Selon Jean-François Ménard, analyste au Centre international de référence sur le cycle de vie des produits, procédés et services (CIRAIG), il est difficile de se prononcer sur la préférence environnementale du polyuréthane vis-à-vis du cuir.

« Il existe plusieurs types de cuir, comme d’ailleurs de polyuréthane. Le premier est issu de ressources renouvelables [peaux animales], contrairement au second [hydrocarbures fossiles]. Différentes émissions toxiques sont générées lors de leur production. Il est surtout important de tenir compte de leurs contextes d’utilisation, notamment de leur durée de vie. »

— Jean-François Ménard

Silvia Gallo en est bien consciente. « Notre entreprise est durable, éthique et responsable socialement dans notre chaîne de production. Notre prochaine étape sera d’être écologique. On cherche la meilleure façon de minimiser notre empreinte sur l’environnement », précise-t-elle.

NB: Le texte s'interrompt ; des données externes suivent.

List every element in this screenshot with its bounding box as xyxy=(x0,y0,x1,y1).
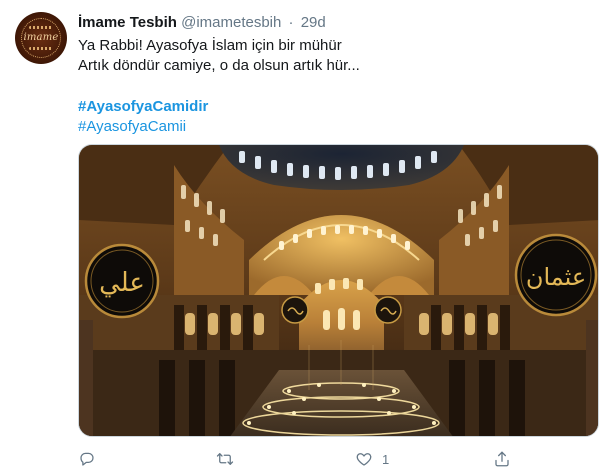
reply-icon xyxy=(80,452,94,466)
timestamp[interactable]: 29d xyxy=(301,14,326,31)
calligraphy-left: علي xyxy=(99,268,145,298)
like-count: 1 xyxy=(382,451,390,467)
hagia-sophia-interior-photo: علي عثمان xyxy=(79,145,598,436)
tweet-header: İmame Tesbih @imametesbih · 29d xyxy=(78,13,326,33)
like-icon xyxy=(356,453,372,466)
retweet-button[interactable] xyxy=(216,447,243,471)
avatar[interactable]: imame xyxy=(15,12,67,64)
calligraphy-right: عثمان xyxy=(526,263,586,291)
user-handle[interactable]: @imametesbih xyxy=(181,14,281,31)
hashtag-link[interactable]: #AyasofyaCamii xyxy=(78,118,186,135)
tweet-actions: 1 xyxy=(78,447,598,471)
like-button[interactable]: 1 xyxy=(355,447,389,471)
share-icon xyxy=(495,451,509,467)
separator-dot: · xyxy=(288,14,294,31)
display-name[interactable]: İmame Tesbih xyxy=(78,14,177,31)
avatar-ornament-icon xyxy=(29,26,53,29)
retweet-icon xyxy=(216,453,234,465)
tweet-text: Ya Rabbi! Ayasofya İslam için bir mühür … xyxy=(78,36,598,137)
tweet-media-image[interactable]: علي عثمان xyxy=(78,144,599,437)
tweet: imame İmame Tesbih @imametesbih · 29d Ya… xyxy=(0,0,614,474)
reply-button[interactable] xyxy=(78,447,105,471)
share-button[interactable] xyxy=(493,447,520,471)
tweet-text-line: Ya Rabbi! Ayasofya İslam için bir mühür xyxy=(78,37,342,54)
hashtag-link[interactable]: #AyasofyaCamidir xyxy=(78,98,208,115)
avatar-ornament-icon xyxy=(29,47,53,50)
text-spacer xyxy=(78,76,598,97)
tweet-text-line: Artık döndür camiye, o da olsun artık hü… xyxy=(78,57,360,74)
avatar-logo-text: imame xyxy=(23,32,59,43)
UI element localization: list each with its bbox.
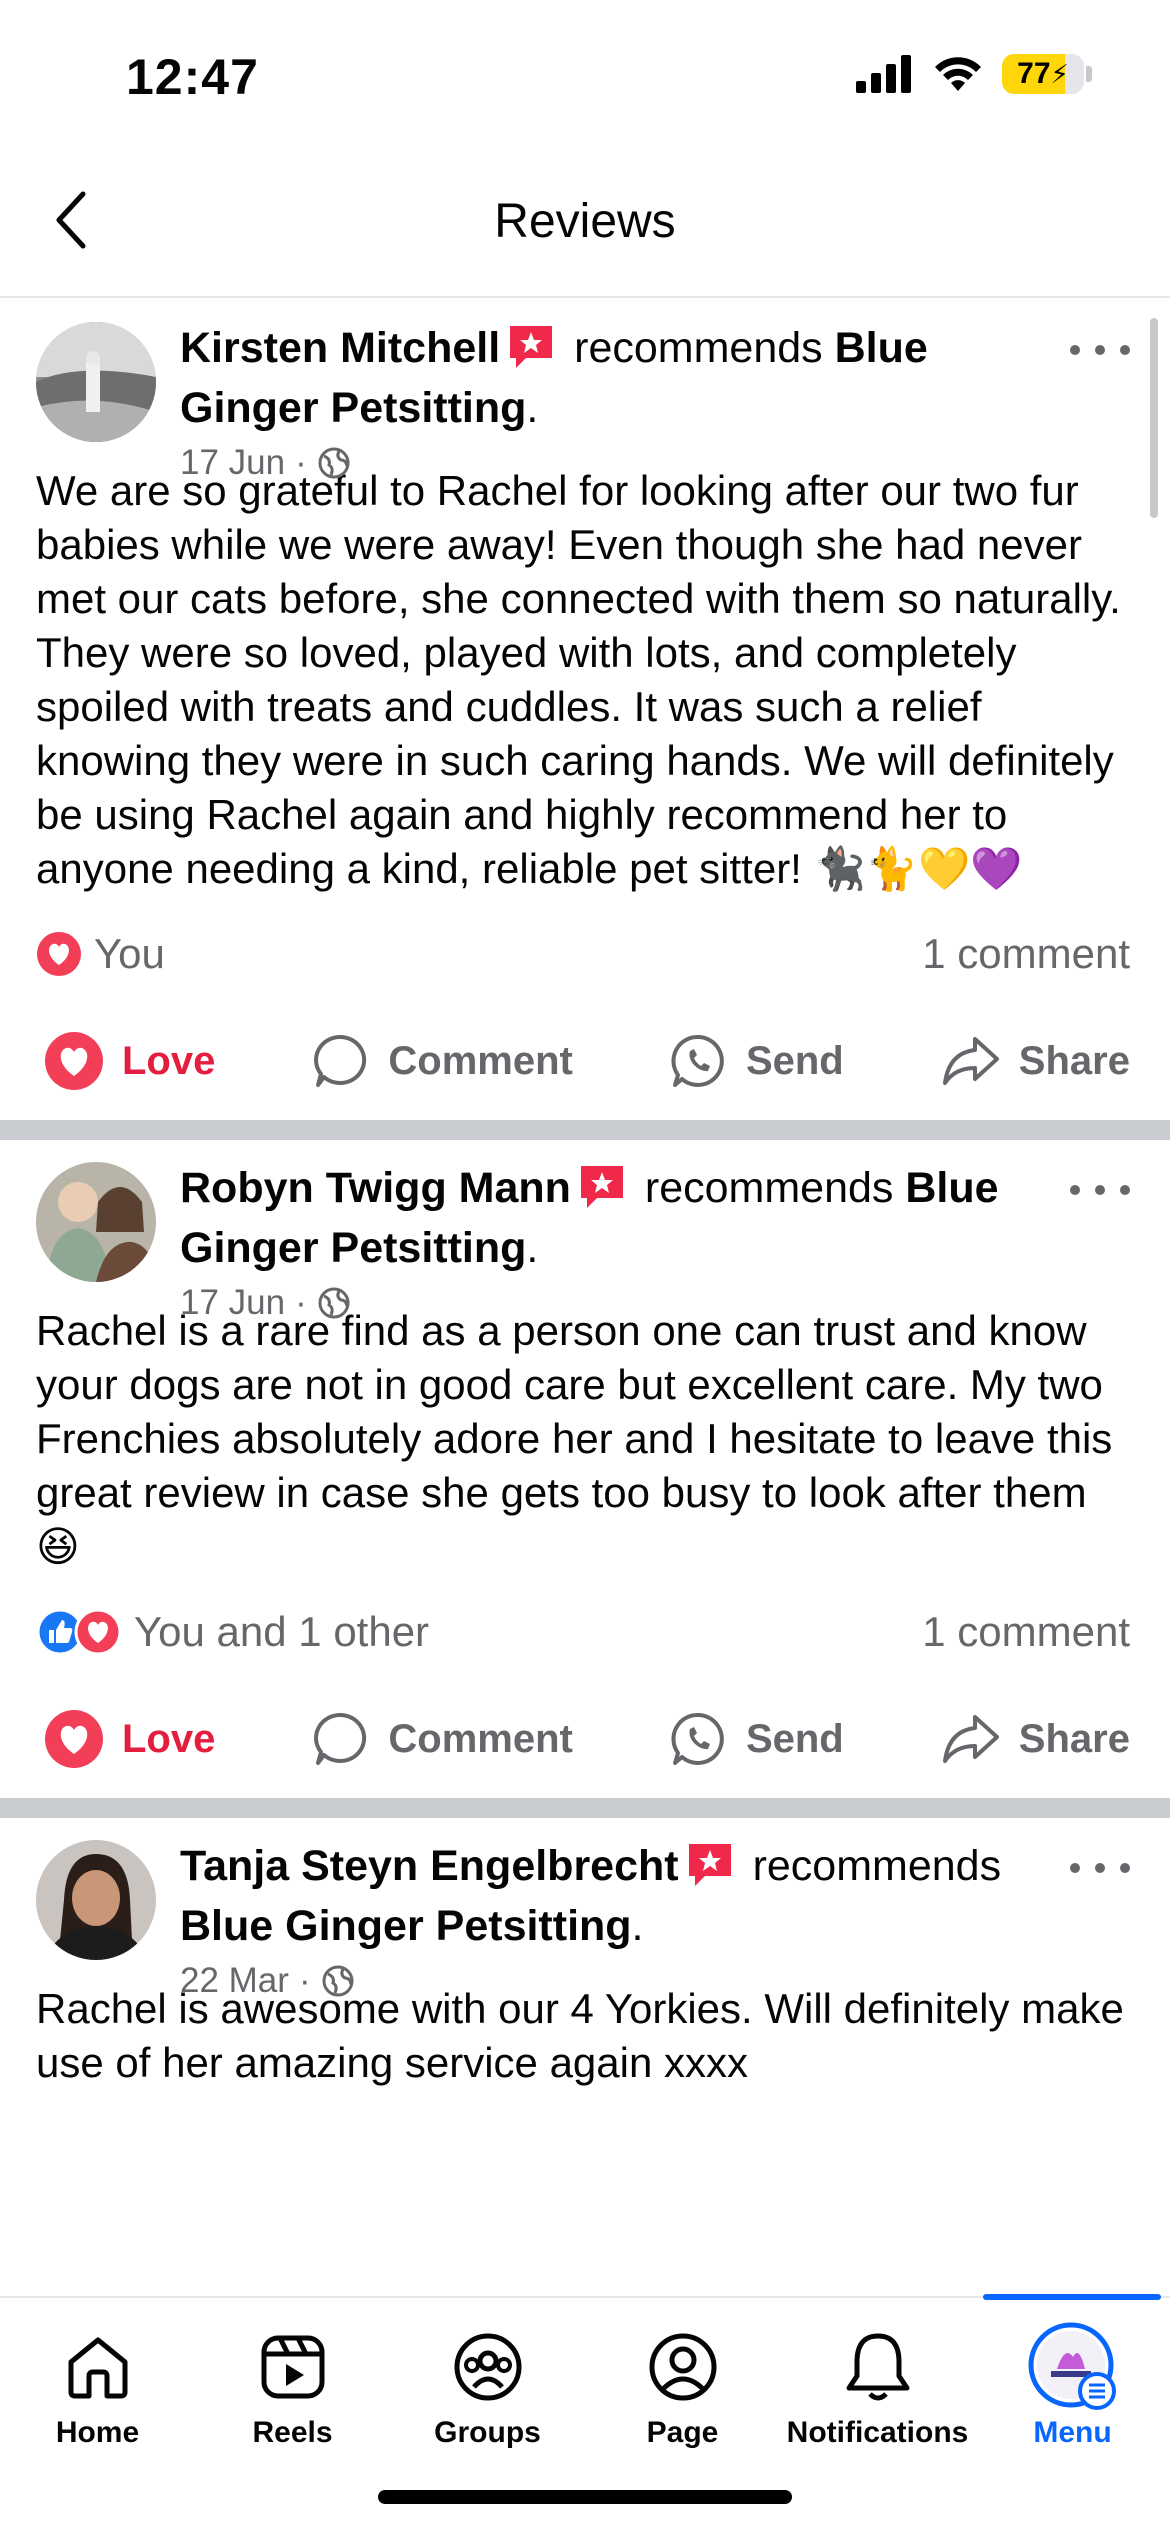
comment-bubble-icon xyxy=(314,1034,367,1087)
page-name-link[interactable]: Blue Ginger Petsitting xyxy=(180,1902,632,1950)
share-button[interactable]: Share xyxy=(941,1711,1130,1767)
top-bar: Reviews xyxy=(0,150,1170,298)
review-post: Robyn Twigg Mann recommends Blue Ginger … xyxy=(0,1140,1170,1818)
nav-menu[interactable]: Menu xyxy=(975,2322,1170,2450)
share-arrow-icon xyxy=(942,1715,999,1763)
menu-avatar-icon xyxy=(1028,2322,1116,2410)
post-divider xyxy=(0,1798,1170,1818)
battery-indicator: 77 ⚡ xyxy=(1002,54,1092,94)
comment-count[interactable]: 1 comment xyxy=(922,1608,1130,1656)
wifi-icon xyxy=(935,57,981,91)
reactors-text: You and 1 other xyxy=(134,1608,430,1655)
comment-bubble-icon xyxy=(314,1712,367,1765)
more-options-button[interactable] xyxy=(1070,1170,1130,1210)
nav-page[interactable]: Page xyxy=(585,2322,780,2450)
recommendation-badge-icon xyxy=(510,326,553,368)
review-text: Rachel is a rare find as a person one ca… xyxy=(36,1307,1113,1570)
post-header: Tanja Steyn Engelbrecht recommends Blue … xyxy=(0,1818,1170,2000)
author-name[interactable]: Kirsten Mitchell xyxy=(180,324,500,372)
post-meta: 17 Jun · xyxy=(180,438,1060,488)
send-button[interactable]: Send xyxy=(670,1032,844,1090)
whatsapp-icon xyxy=(671,1712,724,1765)
globe-icon xyxy=(322,1965,354,1997)
comment-count[interactable]: 1 comment xyxy=(922,930,1130,978)
comment-button[interactable]: Comment xyxy=(312,1032,573,1090)
post-actions: Love Comment Send Share xyxy=(0,1680,1170,1798)
recommends-text: recommends xyxy=(644,1164,894,1212)
author-name[interactable]: Robyn Twigg Mann xyxy=(180,1164,571,1212)
avatar[interactable] xyxy=(36,1162,156,1282)
groups-icon xyxy=(454,2333,521,2401)
love-reaction-icon xyxy=(37,932,81,976)
comment-button[interactable]: Comment xyxy=(312,1710,573,1768)
review-post: Tanja Steyn Engelbrecht recommends Blue … xyxy=(0,1818,1170,2090)
globe-icon xyxy=(318,447,350,479)
reels-icon xyxy=(261,2335,324,2399)
post-meta: 17 Jun · xyxy=(180,1278,1060,1328)
active-tab-indicator xyxy=(983,2294,1161,2300)
status-bar: 12:47 77 ⚡ xyxy=(0,0,1170,150)
love-button[interactable]: Love xyxy=(44,1031,215,1091)
post-divider xyxy=(0,1120,1170,1140)
post-meta: 22 Mar · xyxy=(180,1956,1060,2006)
post-actions: Love Comment Send Share xyxy=(0,1002,1170,1120)
home-indicator[interactable] xyxy=(378,2490,792,2504)
reactors-text: You xyxy=(94,930,165,977)
bell-icon xyxy=(846,2333,909,2401)
post-date[interactable]: 22 Mar xyxy=(180,1956,289,2006)
reaction-summary[interactable]: You 1 comment xyxy=(0,906,1170,1002)
whatsapp-icon xyxy=(671,1034,724,1087)
author-name[interactable]: Tanja Steyn Engelbrecht xyxy=(180,1842,679,1890)
battery-percent: 77 xyxy=(1017,57,1051,90)
recommendation-badge-icon xyxy=(580,1166,623,1208)
heart-filled-icon xyxy=(45,1032,103,1090)
nav-groups[interactable]: Groups xyxy=(390,2322,585,2450)
recommends-text: recommends xyxy=(574,324,823,372)
send-button[interactable]: Send xyxy=(670,1710,844,1768)
home-icon xyxy=(68,2337,127,2399)
cellular-signal-icon xyxy=(856,55,911,93)
recommends-text: recommends xyxy=(752,1842,1002,1890)
love-reaction-icon xyxy=(74,1608,122,1656)
heart-filled-icon xyxy=(45,1710,103,1768)
battery-icon: 77 ⚡ xyxy=(1002,54,1084,94)
status-time: 12:47 xyxy=(126,49,259,105)
recommendation-badge-icon xyxy=(688,1844,731,1886)
avatar[interactable] xyxy=(36,1840,156,1960)
love-button[interactable]: Love xyxy=(44,1709,215,1769)
nav-reels[interactable]: Reels xyxy=(195,2322,390,2450)
nav-notifications[interactable]: Notifications xyxy=(780,2322,975,2450)
post-header: Robyn Twigg Mann recommends Blue Ginger … xyxy=(0,1140,1170,1322)
globe-icon xyxy=(318,1287,350,1319)
review-text: We are so grateful to Rachel for looking… xyxy=(36,467,1121,892)
status-icons: 77 ⚡ xyxy=(856,54,1092,94)
reviews-feed[interactable]: Kirsten Mitchell recommends Blue Ginger … xyxy=(0,300,1170,2296)
reaction-summary[interactable]: You and 1 other 1 comment xyxy=(0,1584,1170,1680)
more-options-button[interactable] xyxy=(1070,1848,1130,1888)
review-post: Kirsten Mitchell recommends Blue Ginger … xyxy=(0,300,1170,1140)
share-button[interactable]: Share xyxy=(941,1033,1130,1089)
post-date[interactable]: 17 Jun xyxy=(180,438,285,488)
profile-page-icon xyxy=(649,2333,716,2401)
more-options-button[interactable] xyxy=(1070,330,1130,370)
post-date[interactable]: 17 Jun xyxy=(180,1278,285,1328)
post-header: Kirsten Mitchell recommends Blue Ginger … xyxy=(0,300,1170,482)
share-arrow-icon xyxy=(942,1037,999,1085)
page-title: Reviews xyxy=(494,195,676,248)
avatar[interactable] xyxy=(36,322,156,442)
nav-home[interactable]: Home xyxy=(0,2322,195,2450)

« Le polyuréthane est pour l’instant le meilleur compromis, estime Mélissa Lambert, présidente de la marque québécoise Lambert, qui propose des sacs en cuir végane fabriqués avec cette matière. Il est moins nocif pour l’environnement que le PVC, utilisé par certains de nos compétiteurs. C’est surtout un matériel durable dans le temps puisqu’il doit être assez résistant pour supporter un poids de 10 livres. »

Des options végétales

Mélissa Lambert et Silvia Gallo suivent cependant avec attention les avancées technologiques. Toutes deux s’intéressent aux cuirs véganes écologiques, faits à partir de matières végétales. « Il est encore très difficile de les trouver et ils sont très dispendieux, regrette Mélissa Lambert. Il faut s’assurer que la clientèle sera prête à payer le prix pour avoir un cuir de ce type. » Elles espèrent qu’à l’avenir, le cuir végane d’origine végétale se démocratisera. Et ainsi, peut-être, pouvoir l’adopter.

Parmi les options qu’elles regardent de près : le Piñatex, une matière imitant le cuir faite à partir de fibres d’ananas. La marque québécoise Rose Buddha l’utilise depuis deux mois. « La matière vient d’une coopérative de producteurs d’ananas des Philippines. Les feuilles d’ananas étaient jusqu’à présent brûlées ou compostées. On utilise désormais leurs fibres dans nos sacs », explique Madeleine Arcand, cofondatrice de la marque. Ces sacs sont vendus entre 265 $ et 595 $, alors que ceux de Jeane & Jax ne dépassent pas 130 $, et ceux de Lambert, 180 $, pour les plus grands modèles.

Partout dans le monde, d’autres marques misent sur les végétaux pour faire du cuir végane : certaines utilisent de l’eucalyptus, d’autres, des champignons, de la vigne… Mais le cuir végane d’origine végétale en est à ses balbutiements et constitue un marché de niche. La marque française de souliers véganes Veja annonçait récemment avoir trouvé « une matière écologique se substituant au cuir ». « Le C.W.L est constitué de toile de coton enduite de 50 % de déchets de maïs de l’industrie alimentaire. » Une avancée parmi d’autres qui pourrait bien, à l’avenir, changer la donne.